Lolan fought the burning numbness of his forearm. Ars Lugo had ripped off a belt-buckle and was slashing at his knuckles with it. The men above kept shouting encouragement while they fought for leverage. Every sinew in the Martian's body stood out in ridges and knots. Sweat bathed his flesh, and he knew that moisture was causing Lugo to slip still further. "Hurry!" he groaned. "I can't—"

With startling abruptness he was flying out of the hole, while Ars Lugo, with strips of skin under his fingernails that he had ripped from Lolan's hand, went spinning down into black nothingness. Pain had beaten determination. Ars Lugo had won—death!

Horror held the officers around the hole like statues, staring down. It was during that interval that Lolan felt a hard, slippery object in his hand. He opened it to see the bracelet Ars Lugo had worn, which he had somehow torn loose. A curious, heavy ornament of iridite crystals and onyx, and on the inside of it strange scratchings, like—

Like a map! Some impulse caused Lolan's fingers to clamp on the bracelet. Arzt was staring.

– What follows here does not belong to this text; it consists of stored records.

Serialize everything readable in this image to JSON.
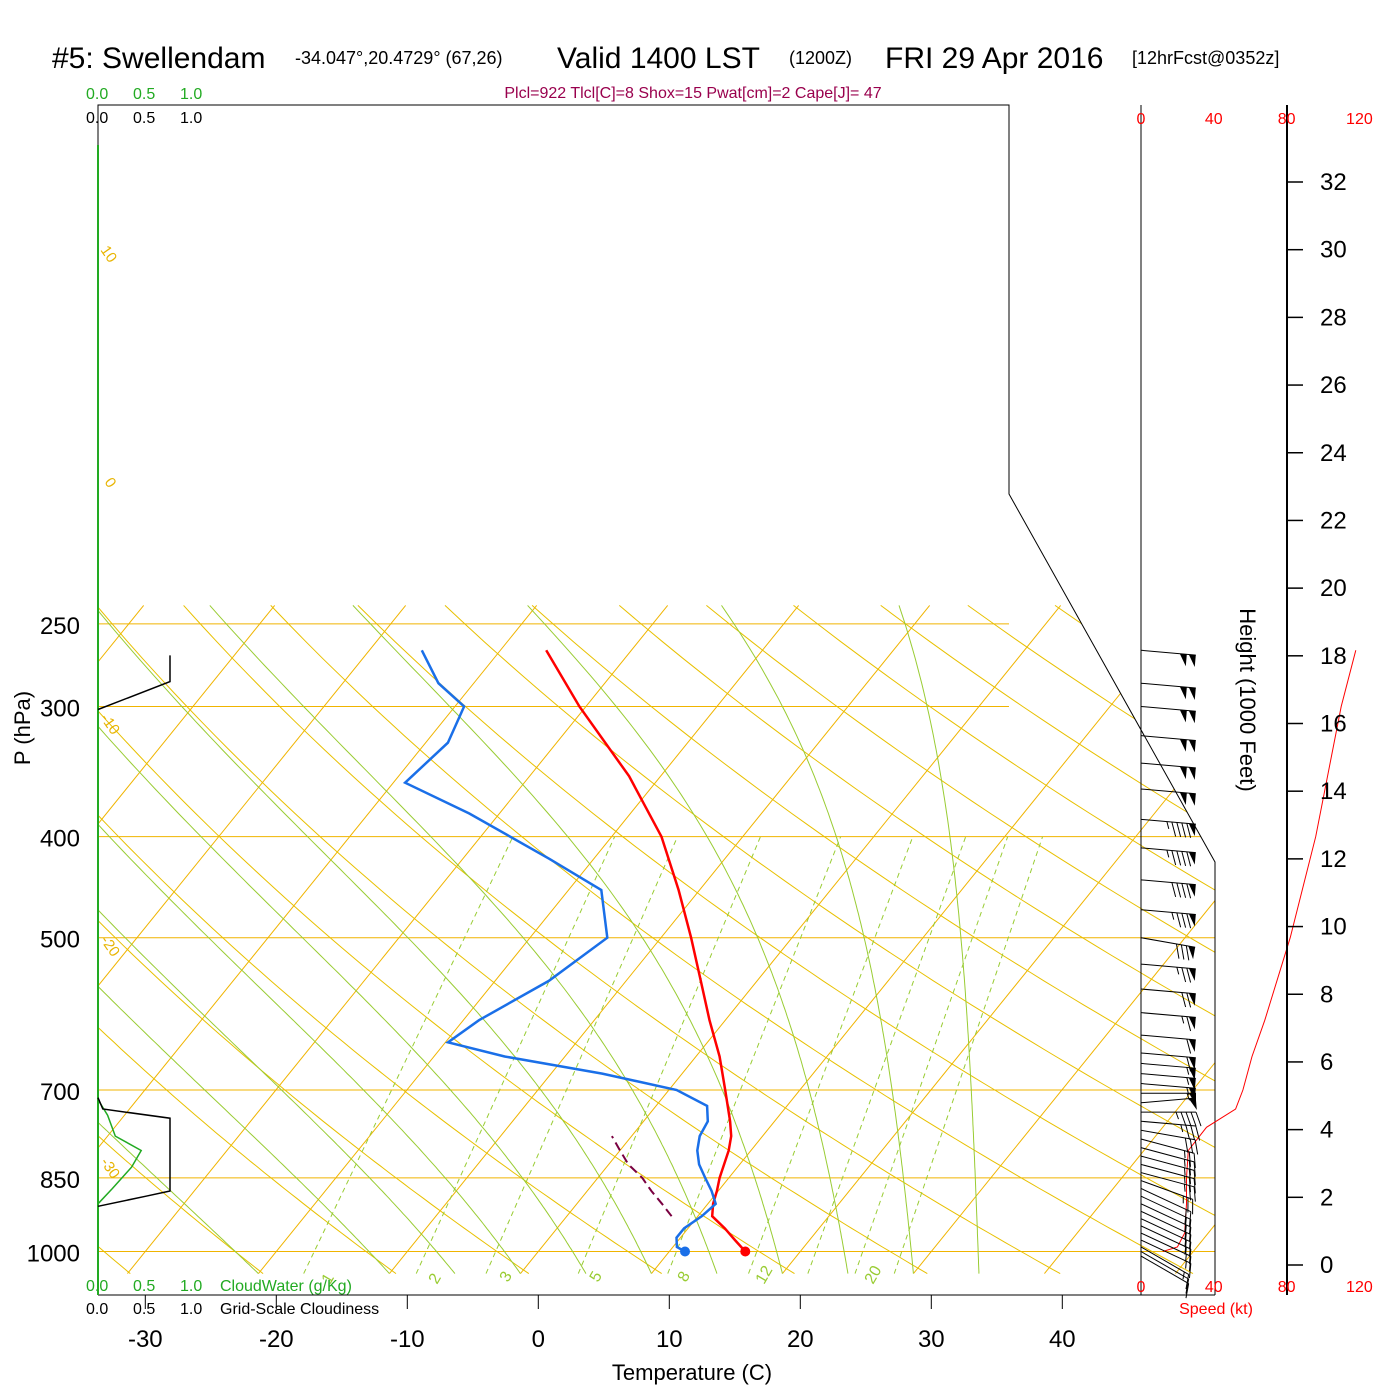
{
  "header": {
    "station": "#5: Swellendam",
    "coords": "-34.047°,20.4729° (67,26)",
    "valid": "Valid 1400 LST",
    "utc": "(1200Z)",
    "date": "FRI 29 Apr 2016",
    "forecast": "[12hrFcst@0352z]",
    "indices": "Plcl=922 Tlcl[C]=8 Shox=15 Pwat[cm]=2 Cape[J]= 47"
  },
  "axes": {
    "y_label": "P (hPa)",
    "x_label": "Temperature (C)",
    "height_label": "Height (1000 Feet)",
    "speed_label": "Speed (kt)",
    "cloudwater_label": "CloudWater (g/Kg)",
    "cloudiness_label": "Grid-Scale Cloudiness"
  },
  "chart_data": {
    "type": "skew-t sounding",
    "pressure_ticks": [
      "250",
      "300",
      "400",
      "500",
      "700",
      "850",
      "1000"
    ],
    "temperature_ticks": [
      "-30",
      "-20",
      "-10",
      "0",
      "10",
      "20",
      "30",
      "40"
    ],
    "height_ticks_kft": [
      "0",
      "2",
      "4",
      "6",
      "8",
      "10",
      "12",
      "14",
      "16",
      "18",
      "20",
      "22",
      "24",
      "26",
      "28",
      "30",
      "32"
    ],
    "speed_ticks_kt": [
      "0",
      "40",
      "80",
      "120"
    ],
    "cloud_ticks_top": [
      "0.0",
      "0.5",
      "1.0"
    ],
    "cloud_ticks_bottom": [
      "0.0",
      "0.5",
      "1.0"
    ],
    "dry_adiabat_labels": [
      "-10",
      "0",
      "10",
      "20",
      "30"
    ],
    "isotherm_labels": [
      "10",
      "0",
      "-10",
      "-20",
      "-30"
    ],
    "mixing_ratio_labels": [
      "1",
      "2",
      "3",
      "5",
      "8",
      "12",
      "20"
    ],
    "temperature_profile": [
      {
        "p": 1000,
        "t": 15.8
      },
      {
        "p": 975,
        "t": 14.3
      },
      {
        "p": 950,
        "t": 12.8
      },
      {
        "p": 925,
        "t": 11.1
      },
      {
        "p": 900,
        "t": 10.4
      },
      {
        "p": 875,
        "t": 9.9
      },
      {
        "p": 850,
        "t": 9.3
      },
      {
        "p": 800,
        "t": 8.3
      },
      {
        "p": 775,
        "t": 7.6
      },
      {
        "p": 750,
        "t": 6.6
      },
      {
        "p": 700,
        "t": 4.3
      },
      {
        "p": 650,
        "t": 1.8
      },
      {
        "p": 600,
        "t": -1.2
      },
      {
        "p": 550,
        "t": -4.3
      },
      {
        "p": 500,
        "t": -7.7
      },
      {
        "p": 450,
        "t": -11.6
      },
      {
        "p": 400,
        "t": -16.2
      },
      {
        "p": 350,
        "t": -22.4
      },
      {
        "p": 300,
        "t": -30.5
      },
      {
        "p": 265,
        "t": -36.5
      }
    ],
    "dewpoint_profile": [
      {
        "p": 1000,
        "t": 11.2
      },
      {
        "p": 990,
        "t": 10.3
      },
      {
        "p": 970,
        "t": 9.7
      },
      {
        "p": 950,
        "t": 9.7
      },
      {
        "p": 925,
        "t": 10.3
      },
      {
        "p": 900,
        "t": 10.6
      },
      {
        "p": 875,
        "t": 9.5
      },
      {
        "p": 850,
        "t": 8.2
      },
      {
        "p": 825,
        "t": 6.9
      },
      {
        "p": 800,
        "t": 5.9
      },
      {
        "p": 775,
        "t": 5.2
      },
      {
        "p": 750,
        "t": 4.9
      },
      {
        "p": 725,
        "t": 3.9
      },
      {
        "p": 700,
        "t": 0.6
      },
      {
        "p": 675,
        "t": -6.1
      },
      {
        "p": 650,
        "t": -14.6
      },
      {
        "p": 630,
        "t": -19.8
      },
      {
        "p": 600,
        "t": -18.8
      },
      {
        "p": 550,
        "t": -15.9
      },
      {
        "p": 500,
        "t": -14.1
      },
      {
        "p": 450,
        "t": -17.5
      },
      {
        "p": 420,
        "t": -23.4
      },
      {
        "p": 380,
        "t": -32.3
      },
      {
        "p": 355,
        "t": -39.1
      },
      {
        "p": 325,
        "t": -38.3
      },
      {
        "p": 300,
        "t": -39.3
      },
      {
        "p": 285,
        "t": -42.7
      },
      {
        "p": 265,
        "t": -46.0
      }
    ],
    "parcel_profile": [
      {
        "p": 925,
        "t": 8.0
      },
      {
        "p": 900,
        "t": 6.5
      },
      {
        "p": 875,
        "t": 4.9
      },
      {
        "p": 850,
        "t": 3.4
      },
      {
        "p": 825,
        "t": 1.5
      },
      {
        "p": 800,
        "t": 0.0
      },
      {
        "p": 775,
        "t": -1.5
      }
    ],
    "surface_temperature_c": 15.8,
    "surface_dewpoint_c": 11.2,
    "height_profile": [
      {
        "p": 1000,
        "h": 0.5
      },
      {
        "p": 850,
        "h": 4.9
      },
      {
        "p": 700,
        "h": 10.2
      },
      {
        "p": 500,
        "h": 18.8
      },
      {
        "p": 400,
        "h": 24.4
      },
      {
        "p": 300,
        "h": 31.0
      },
      {
        "p": 265,
        "h": 33.5
      }
    ],
    "wind_speed_profile_kt": [
      {
        "p": 1000,
        "kt": 12
      },
      {
        "p": 990,
        "kt": 20
      },
      {
        "p": 960,
        "kt": 24
      },
      {
        "p": 900,
        "kt": 25
      },
      {
        "p": 850,
        "kt": 25
      },
      {
        "p": 800,
        "kt": 26
      },
      {
        "p": 760,
        "kt": 36
      },
      {
        "p": 730,
        "kt": 52
      },
      {
        "p": 700,
        "kt": 56
      },
      {
        "p": 650,
        "kt": 61
      },
      {
        "p": 600,
        "kt": 68
      },
      {
        "p": 500,
        "kt": 82
      },
      {
        "p": 400,
        "kt": 96
      },
      {
        "p": 300,
        "kt": 110
      },
      {
        "p": 265,
        "kt": 118
      }
    ],
    "cloudwater_profile_gkg": [
      {
        "p": 715,
        "v": 0.0
      },
      {
        "p": 740,
        "v": 0.1
      },
      {
        "p": 775,
        "v": 0.18
      },
      {
        "p": 800,
        "v": 0.45
      },
      {
        "p": 830,
        "v": 0.35
      },
      {
        "p": 870,
        "v": 0.15
      },
      {
        "p": 900,
        "v": 0.0
      }
    ],
    "cloudiness_profile": [
      {
        "p": 268,
        "v": 0.75
      },
      {
        "p": 284,
        "v": 0.75
      },
      {
        "p": 302,
        "v": 0.0
      }
    ],
    "cloudiness_low_profile": [
      {
        "p": 712,
        "v": 0.0
      },
      {
        "p": 730,
        "v": 0.05
      },
      {
        "p": 745,
        "v": 0.75
      },
      {
        "p": 875,
        "v": 0.75
      },
      {
        "p": 885,
        "v": 0.5
      },
      {
        "p": 905,
        "v": 0.0
      }
    ],
    "wind_barbs": [
      {
        "p": 1010,
        "dir": 300,
        "kt": 10
      },
      {
        "p": 1000,
        "dir": 300,
        "kt": 10
      },
      {
        "p": 990,
        "dir": 300,
        "kt": 15
      },
      {
        "p": 975,
        "dir": 295,
        "kt": 15
      },
      {
        "p": 960,
        "dir": 295,
        "kt": 15
      },
      {
        "p": 945,
        "dir": 295,
        "kt": 15
      },
      {
        "p": 930,
        "dir": 295,
        "kt": 20
      },
      {
        "p": 915,
        "dir": 295,
        "kt": 20
      },
      {
        "p": 900,
        "dir": 295,
        "kt": 20
      },
      {
        "p": 885,
        "dir": 295,
        "kt": 20
      },
      {
        "p": 870,
        "dir": 295,
        "kt": 20
      },
      {
        "p": 855,
        "dir": 290,
        "kt": 25
      },
      {
        "p": 840,
        "dir": 285,
        "kt": 25
      },
      {
        "p": 825,
        "dir": 285,
        "kt": 25
      },
      {
        "p": 810,
        "dir": 285,
        "kt": 25
      },
      {
        "p": 795,
        "dir": 285,
        "kt": 25
      },
      {
        "p": 780,
        "dir": 285,
        "kt": 25
      },
      {
        "p": 765,
        "dir": 280,
        "kt": 30
      },
      {
        "p": 750,
        "dir": 275,
        "kt": 35
      },
      {
        "p": 735,
        "dir": 270,
        "kt": 45
      },
      {
        "p": 720,
        "dir": 265,
        "kt": 50
      },
      {
        "p": 705,
        "dir": 270,
        "kt": 55
      },
      {
        "p": 690,
        "dir": 275,
        "kt": 55
      },
      {
        "p": 675,
        "dir": 275,
        "kt": 55
      },
      {
        "p": 660,
        "dir": 275,
        "kt": 55
      },
      {
        "p": 645,
        "dir": 275,
        "kt": 60
      },
      {
        "p": 620,
        "dir": 275,
        "kt": 60
      },
      {
        "p": 590,
        "dir": 275,
        "kt": 65
      },
      {
        "p": 560,
        "dir": 275,
        "kt": 70
      },
      {
        "p": 530,
        "dir": 275,
        "kt": 75
      },
      {
        "p": 500,
        "dir": 280,
        "kt": 80
      },
      {
        "p": 470,
        "dir": 275,
        "kt": 85
      },
      {
        "p": 440,
        "dir": 275,
        "kt": 90
      },
      {
        "p": 410,
        "dir": 275,
        "kt": 95
      },
      {
        "p": 385,
        "dir": 275,
        "kt": 95
      },
      {
        "p": 360,
        "dir": 275,
        "kt": 100
      },
      {
        "p": 340,
        "dir": 275,
        "kt": 100
      },
      {
        "p": 320,
        "dir": 275,
        "kt": 100
      },
      {
        "p": 300,
        "dir": 275,
        "kt": 100
      },
      {
        "p": 285,
        "dir": 275,
        "kt": 100
      },
      {
        "p": 265,
        "dir": 275,
        "kt": 100
      }
    ]
  },
  "colors": {
    "temperature": "#ff0000",
    "dewpoint": "#1a6fe8",
    "parcel": "#7a0040",
    "isotherm": "#f0b400",
    "dry_adiabat": "#e8c000",
    "moist_adiabat": "#99cc33",
    "mixing_ratio": "#99cc33",
    "cloudwater": "#22aa22",
    "speed": "#ff0000"
  }
}
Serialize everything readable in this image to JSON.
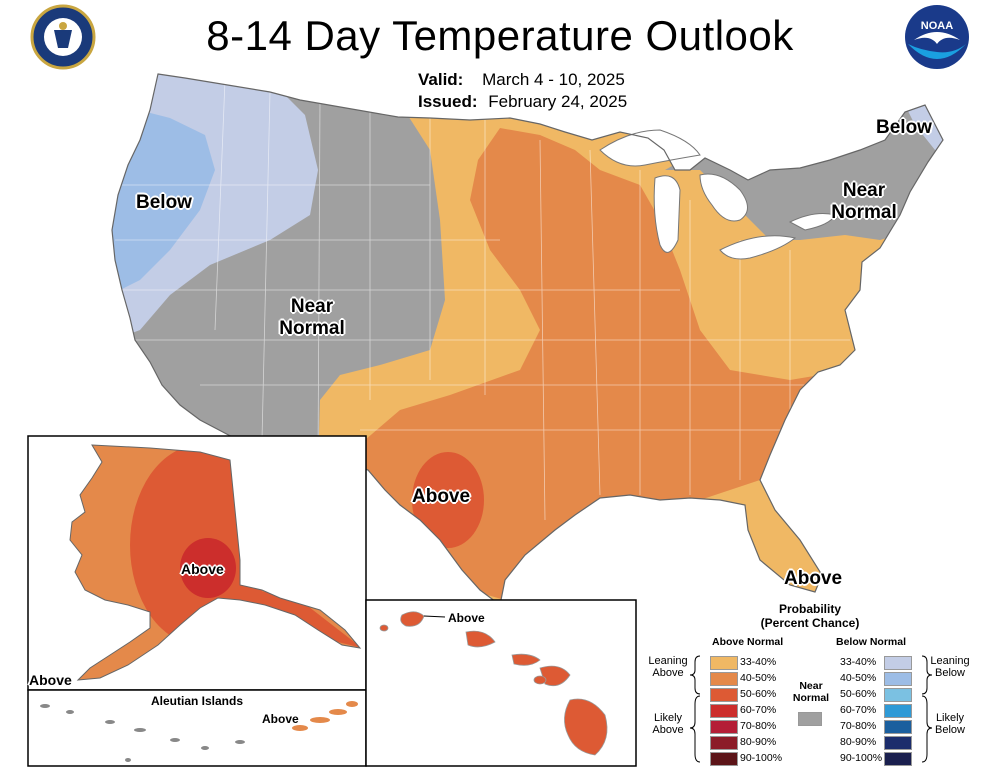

"And there goes our chance for a quick disposal of these other two," he grunted sourly. "If you could have ... well, it's done now." Briskly he gave an order. "Take them home. But remember this, Venusians—your consorting with revolutionaries has marked you for death! At any day, any hour, I may have you seized and brought back."

Atarkus paused scornfully on the threshold. Mora had already gone, her head high and eyes straight ahead. "We don't frighten easily," the old ruler flung back. "When you live in hell as we do, one more pit of damnation merely serves to bore us. May you boil in your own lard, Martian pig!"

Arzt swore at him and half-drew his pistol. Sneering, then, he relaxed and turned to fix Lolan with a burning glance. "Your failure tonight intrigues me," he offered suggestively. "You never seemed to be hindered by pain to that extent before."

Lolan showed him his bleeding fingers, from which great drops of blood were falling. "It was the shock," he murmured. "You don't think I let him escape on purpose—!"

"I hardly imagine you could be so foolish. At any rate, you'll be given a chance to redeem yourself. Sometime in the next three or four days I want those two killed, very quietly and—very thoroughly. The honor is to be yours."